Gestión del tiempo
La Matriz de Eisenhower es una de esas herramientas sencillas que, bien aplicadas, cambian de verdad la forma de organizar el día. Su lógica es simple: clasificar cada tarea según su urgencia y su importancia, para saber qué merece atención inmediata, qué se puede planificar con calma, qué conviene delegar y qué, directamente, se puede eliminar.
Las tareas importantes pero no urgentes son las que definen el rumbo a largo plazo —cuidar la salud, formarse, planificar objetivos— y precisamente por no tener una fecha límite encima suelen quedar relegadas, aunque son las que más deberíamos proteger en la agenda.
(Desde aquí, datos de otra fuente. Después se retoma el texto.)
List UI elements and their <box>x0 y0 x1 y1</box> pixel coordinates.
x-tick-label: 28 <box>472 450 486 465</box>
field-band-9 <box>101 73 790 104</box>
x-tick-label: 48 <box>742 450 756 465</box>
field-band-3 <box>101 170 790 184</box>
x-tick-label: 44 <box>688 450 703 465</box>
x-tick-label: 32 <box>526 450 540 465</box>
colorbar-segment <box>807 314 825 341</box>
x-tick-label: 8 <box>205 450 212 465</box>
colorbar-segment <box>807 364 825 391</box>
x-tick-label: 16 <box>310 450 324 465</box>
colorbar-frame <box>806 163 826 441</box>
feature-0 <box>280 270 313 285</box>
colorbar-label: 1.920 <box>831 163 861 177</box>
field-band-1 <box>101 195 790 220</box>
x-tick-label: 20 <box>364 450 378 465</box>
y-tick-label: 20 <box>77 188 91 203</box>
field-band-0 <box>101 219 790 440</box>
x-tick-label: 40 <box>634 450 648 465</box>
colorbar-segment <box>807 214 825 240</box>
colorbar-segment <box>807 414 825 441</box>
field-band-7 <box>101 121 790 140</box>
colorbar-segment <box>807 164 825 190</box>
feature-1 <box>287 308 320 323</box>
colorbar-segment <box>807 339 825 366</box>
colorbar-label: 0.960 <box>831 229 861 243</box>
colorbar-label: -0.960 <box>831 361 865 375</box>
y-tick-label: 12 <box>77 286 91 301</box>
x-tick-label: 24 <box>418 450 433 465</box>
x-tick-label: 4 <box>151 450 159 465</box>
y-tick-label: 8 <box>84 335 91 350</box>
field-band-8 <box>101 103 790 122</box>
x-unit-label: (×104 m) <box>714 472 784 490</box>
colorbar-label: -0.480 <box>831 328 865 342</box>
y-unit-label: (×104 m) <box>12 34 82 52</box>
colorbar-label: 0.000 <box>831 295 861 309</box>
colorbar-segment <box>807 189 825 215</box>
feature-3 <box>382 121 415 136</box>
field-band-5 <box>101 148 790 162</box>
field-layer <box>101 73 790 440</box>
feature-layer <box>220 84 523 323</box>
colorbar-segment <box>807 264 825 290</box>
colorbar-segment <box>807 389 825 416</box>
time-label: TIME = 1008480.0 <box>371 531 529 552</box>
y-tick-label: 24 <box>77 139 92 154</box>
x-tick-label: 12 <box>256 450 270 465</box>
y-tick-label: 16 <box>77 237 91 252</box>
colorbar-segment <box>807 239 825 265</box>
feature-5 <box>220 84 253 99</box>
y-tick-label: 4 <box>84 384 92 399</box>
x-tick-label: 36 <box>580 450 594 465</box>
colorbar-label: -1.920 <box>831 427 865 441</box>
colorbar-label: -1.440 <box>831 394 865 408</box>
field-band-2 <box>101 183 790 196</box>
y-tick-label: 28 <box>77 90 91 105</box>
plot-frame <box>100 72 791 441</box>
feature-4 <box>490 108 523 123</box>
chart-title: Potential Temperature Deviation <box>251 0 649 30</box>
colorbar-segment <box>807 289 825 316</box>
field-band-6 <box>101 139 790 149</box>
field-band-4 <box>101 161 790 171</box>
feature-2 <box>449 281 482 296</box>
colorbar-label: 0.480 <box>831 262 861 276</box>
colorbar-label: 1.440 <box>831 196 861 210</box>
Las urgentes e importantes exigen resolución inmediata, mientras que muchas de las que urgen pero no aportan valor real, como responder mensajes sin relevancia, se pueden delegar o posponer sin culpa. Y las que ni urgen ni importan, como perder el tiempo sin propósito en el móvil, son las primeras candidatas a desaparecer.
Aplicarla es tan simple como anotar las tareas pendientes, ubicarlas en su cuadrante correspondiente y actuar en consecuencia.
El resultado no es solo una agenda más ordenada: es menos estrés acumulado y más espacio mental para lo que de verdad importa.